Mentre i mediatori spingono per accelerare, un funzionario di Hamas ha confidato a Al Araby Al Jadeed la disponibilità a distanziarsi dal ramo gazano del gruppo – notizia non verificata – e ha posto come priorità il rilascio di sette detenuti anziani noti come “big seven”, tra cui Marwan Barghouti con cinque ergastoli e Nayef Barghouti con la pena palestinese più lunga al mondo. Netanyahu ha già tagliato corto con il ministro Itamar Ben Gvir: esclusi Barghouti e i miliziani Nukhba coinvolti nei massacri del 7 ottobre 2023. Israele prepara una lista di 250 ergastolani su 280 detenuti, più 1.700 arrestati a Gaza post-attacco, come da piano Trump.

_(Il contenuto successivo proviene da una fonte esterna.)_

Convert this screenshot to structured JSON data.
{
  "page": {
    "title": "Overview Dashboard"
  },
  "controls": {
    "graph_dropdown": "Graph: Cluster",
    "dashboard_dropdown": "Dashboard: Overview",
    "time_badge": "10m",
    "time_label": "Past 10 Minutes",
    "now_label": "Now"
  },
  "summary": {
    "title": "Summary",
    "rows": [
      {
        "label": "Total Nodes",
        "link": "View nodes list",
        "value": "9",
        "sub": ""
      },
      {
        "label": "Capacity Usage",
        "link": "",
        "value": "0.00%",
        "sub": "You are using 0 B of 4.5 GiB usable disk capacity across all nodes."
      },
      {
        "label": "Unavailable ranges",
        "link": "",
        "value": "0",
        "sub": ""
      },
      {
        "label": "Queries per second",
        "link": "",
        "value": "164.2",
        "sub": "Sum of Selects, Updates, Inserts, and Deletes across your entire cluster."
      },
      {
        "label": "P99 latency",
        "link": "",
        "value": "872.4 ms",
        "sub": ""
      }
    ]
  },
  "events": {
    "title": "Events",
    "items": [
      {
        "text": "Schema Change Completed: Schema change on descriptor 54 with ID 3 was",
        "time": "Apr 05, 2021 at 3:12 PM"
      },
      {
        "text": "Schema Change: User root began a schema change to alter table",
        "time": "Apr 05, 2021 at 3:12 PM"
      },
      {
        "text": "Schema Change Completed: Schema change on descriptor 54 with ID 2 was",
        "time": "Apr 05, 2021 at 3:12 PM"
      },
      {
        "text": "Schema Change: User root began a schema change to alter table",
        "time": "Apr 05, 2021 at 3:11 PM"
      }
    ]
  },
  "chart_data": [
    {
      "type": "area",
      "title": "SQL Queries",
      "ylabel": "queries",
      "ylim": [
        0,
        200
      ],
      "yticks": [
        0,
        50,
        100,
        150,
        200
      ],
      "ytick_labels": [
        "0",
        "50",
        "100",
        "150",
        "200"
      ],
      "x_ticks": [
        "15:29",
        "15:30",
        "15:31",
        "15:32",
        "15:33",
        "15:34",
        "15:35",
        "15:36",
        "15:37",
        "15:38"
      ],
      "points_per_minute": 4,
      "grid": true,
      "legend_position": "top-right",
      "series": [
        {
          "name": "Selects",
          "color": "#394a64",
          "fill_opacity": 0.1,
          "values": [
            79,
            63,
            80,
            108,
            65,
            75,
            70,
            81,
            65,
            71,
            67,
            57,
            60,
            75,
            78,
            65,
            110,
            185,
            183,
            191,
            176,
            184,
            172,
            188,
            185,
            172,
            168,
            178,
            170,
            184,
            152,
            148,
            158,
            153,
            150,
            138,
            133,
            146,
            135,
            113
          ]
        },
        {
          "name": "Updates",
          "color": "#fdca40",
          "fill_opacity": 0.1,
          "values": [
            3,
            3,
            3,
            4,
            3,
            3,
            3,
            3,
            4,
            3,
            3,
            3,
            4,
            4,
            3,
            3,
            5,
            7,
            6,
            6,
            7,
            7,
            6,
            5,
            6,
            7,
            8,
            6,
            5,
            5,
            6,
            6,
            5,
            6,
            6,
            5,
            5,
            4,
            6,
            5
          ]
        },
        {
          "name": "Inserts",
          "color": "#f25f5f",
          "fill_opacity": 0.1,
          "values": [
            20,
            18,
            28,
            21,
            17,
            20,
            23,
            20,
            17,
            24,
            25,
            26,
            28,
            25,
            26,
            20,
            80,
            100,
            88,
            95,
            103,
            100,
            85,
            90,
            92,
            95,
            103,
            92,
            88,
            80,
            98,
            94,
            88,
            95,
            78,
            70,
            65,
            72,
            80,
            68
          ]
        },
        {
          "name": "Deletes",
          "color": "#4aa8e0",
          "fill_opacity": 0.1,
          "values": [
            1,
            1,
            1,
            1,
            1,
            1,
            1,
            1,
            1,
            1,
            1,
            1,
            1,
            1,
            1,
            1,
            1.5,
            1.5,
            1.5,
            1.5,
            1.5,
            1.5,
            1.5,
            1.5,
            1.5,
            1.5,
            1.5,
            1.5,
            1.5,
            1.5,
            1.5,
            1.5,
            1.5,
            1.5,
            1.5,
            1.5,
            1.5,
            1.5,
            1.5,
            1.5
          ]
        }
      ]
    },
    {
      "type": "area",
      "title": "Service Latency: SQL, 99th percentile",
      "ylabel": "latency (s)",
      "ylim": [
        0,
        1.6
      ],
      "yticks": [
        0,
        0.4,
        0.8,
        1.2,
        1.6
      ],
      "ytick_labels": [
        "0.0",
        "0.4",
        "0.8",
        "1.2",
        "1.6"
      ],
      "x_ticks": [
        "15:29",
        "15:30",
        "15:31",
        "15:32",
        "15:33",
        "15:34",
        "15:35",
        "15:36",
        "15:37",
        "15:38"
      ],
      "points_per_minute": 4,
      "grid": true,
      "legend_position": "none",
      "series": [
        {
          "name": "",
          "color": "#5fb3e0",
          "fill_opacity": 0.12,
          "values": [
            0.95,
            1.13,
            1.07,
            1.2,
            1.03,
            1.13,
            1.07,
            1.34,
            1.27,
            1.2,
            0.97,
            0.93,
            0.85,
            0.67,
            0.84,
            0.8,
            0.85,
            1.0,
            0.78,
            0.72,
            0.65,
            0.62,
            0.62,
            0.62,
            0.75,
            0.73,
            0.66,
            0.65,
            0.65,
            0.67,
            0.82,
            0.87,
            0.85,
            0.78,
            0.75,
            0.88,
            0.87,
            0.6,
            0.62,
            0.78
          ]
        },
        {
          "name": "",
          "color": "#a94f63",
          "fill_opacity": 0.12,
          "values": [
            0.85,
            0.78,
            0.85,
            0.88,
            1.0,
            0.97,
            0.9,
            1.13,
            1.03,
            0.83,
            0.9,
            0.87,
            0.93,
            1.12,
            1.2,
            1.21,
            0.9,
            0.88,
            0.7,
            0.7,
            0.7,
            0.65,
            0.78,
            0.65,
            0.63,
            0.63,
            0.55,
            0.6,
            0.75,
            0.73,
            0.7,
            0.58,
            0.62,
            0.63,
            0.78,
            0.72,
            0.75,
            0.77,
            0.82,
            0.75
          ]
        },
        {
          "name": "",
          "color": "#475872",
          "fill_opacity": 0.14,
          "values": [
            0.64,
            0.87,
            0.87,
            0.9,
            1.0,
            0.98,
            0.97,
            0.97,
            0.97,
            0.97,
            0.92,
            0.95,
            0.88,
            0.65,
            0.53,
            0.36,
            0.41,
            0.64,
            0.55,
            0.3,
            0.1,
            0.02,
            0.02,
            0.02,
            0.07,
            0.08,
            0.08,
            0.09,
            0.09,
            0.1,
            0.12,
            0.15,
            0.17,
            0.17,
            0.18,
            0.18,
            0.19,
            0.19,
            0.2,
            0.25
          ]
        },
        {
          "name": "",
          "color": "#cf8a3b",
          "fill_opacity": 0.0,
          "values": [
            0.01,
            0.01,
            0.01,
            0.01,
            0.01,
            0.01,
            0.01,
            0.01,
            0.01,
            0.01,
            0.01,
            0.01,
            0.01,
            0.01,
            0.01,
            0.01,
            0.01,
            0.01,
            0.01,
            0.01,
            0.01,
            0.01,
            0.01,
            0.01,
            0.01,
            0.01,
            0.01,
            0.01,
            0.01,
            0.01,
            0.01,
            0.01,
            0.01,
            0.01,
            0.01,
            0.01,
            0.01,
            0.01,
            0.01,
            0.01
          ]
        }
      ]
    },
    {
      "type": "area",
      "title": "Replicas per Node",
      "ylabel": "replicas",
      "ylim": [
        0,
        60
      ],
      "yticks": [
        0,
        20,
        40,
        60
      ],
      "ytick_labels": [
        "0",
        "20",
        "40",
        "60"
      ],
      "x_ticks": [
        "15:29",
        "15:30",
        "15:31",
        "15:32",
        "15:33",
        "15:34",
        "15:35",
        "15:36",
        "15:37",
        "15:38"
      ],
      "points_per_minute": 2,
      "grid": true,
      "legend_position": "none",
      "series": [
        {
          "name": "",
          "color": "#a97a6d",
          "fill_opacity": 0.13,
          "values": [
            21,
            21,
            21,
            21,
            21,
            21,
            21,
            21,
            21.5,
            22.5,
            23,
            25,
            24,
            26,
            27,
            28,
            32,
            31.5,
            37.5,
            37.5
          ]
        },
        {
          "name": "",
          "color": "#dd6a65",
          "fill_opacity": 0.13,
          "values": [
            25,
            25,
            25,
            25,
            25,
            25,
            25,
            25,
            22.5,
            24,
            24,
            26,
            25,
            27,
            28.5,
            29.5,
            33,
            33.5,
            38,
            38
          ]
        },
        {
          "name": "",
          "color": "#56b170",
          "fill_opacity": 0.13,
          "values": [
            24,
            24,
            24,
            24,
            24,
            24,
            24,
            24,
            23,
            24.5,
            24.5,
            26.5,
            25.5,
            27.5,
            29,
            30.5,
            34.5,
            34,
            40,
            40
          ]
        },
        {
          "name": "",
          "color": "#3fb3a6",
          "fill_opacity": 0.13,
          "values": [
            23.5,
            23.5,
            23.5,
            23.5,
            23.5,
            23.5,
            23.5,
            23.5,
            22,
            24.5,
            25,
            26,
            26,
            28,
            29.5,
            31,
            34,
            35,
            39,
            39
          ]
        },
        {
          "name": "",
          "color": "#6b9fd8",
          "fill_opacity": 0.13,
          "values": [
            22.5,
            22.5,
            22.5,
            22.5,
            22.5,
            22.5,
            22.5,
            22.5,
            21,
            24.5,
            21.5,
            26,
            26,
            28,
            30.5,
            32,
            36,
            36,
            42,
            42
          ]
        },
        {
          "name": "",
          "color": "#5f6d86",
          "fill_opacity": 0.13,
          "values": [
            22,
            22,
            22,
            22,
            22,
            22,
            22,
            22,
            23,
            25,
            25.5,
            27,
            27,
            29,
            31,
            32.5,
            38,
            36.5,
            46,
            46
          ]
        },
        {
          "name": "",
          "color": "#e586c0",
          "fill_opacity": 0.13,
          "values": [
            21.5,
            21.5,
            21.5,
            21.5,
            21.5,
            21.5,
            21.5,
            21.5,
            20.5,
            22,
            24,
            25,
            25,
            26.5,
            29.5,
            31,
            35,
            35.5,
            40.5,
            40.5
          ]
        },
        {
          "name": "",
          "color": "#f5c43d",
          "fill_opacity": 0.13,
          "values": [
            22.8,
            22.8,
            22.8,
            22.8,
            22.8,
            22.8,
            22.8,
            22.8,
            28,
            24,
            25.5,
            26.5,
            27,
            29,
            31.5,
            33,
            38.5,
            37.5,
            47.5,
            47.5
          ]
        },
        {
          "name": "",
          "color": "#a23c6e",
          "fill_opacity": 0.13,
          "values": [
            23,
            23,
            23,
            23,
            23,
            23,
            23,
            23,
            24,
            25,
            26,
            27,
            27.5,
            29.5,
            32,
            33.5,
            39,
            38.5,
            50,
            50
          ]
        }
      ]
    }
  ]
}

I big del negoziato – l’inviato Usa Steve Witkoff, il genero di Trump Jared Kushner, Ron Dermer e il capo Mossad David Barnea – entreranno in scena nei prossimi giorni, una volta superate le questioni tecniche. L’intelligence egiziana supervisionerà, con un incontro finale previsto entro fine settimana. Un portavoce americano ha ribadito a Sky News Arabia che la liberazione degli ostaggi è il fulcro, capace di sbloccare il resto.
A Gaza, però, l’attesa non ferma l’offensiva: l’IdF ha colpito cellule terroristiche pronte ad attaccare, mantenendo il ritmo dei raid. Fonti israeliane e di Washington trapelano ottimismo per un’intesa sugli ostaggi già domenica, ma la delicatezza del momento – con dettagli secretati – lascia trapelare solo briciole, in un processo che Trump vuole chiudere in fretta per non dissipare slancio prezioso. Se il primo round è stato un passo avanti, il vero test arriverà con i numeri concreti, in un conflitto che reclama non solo parole, ma azioni capaci di ridisegnare confini e destini.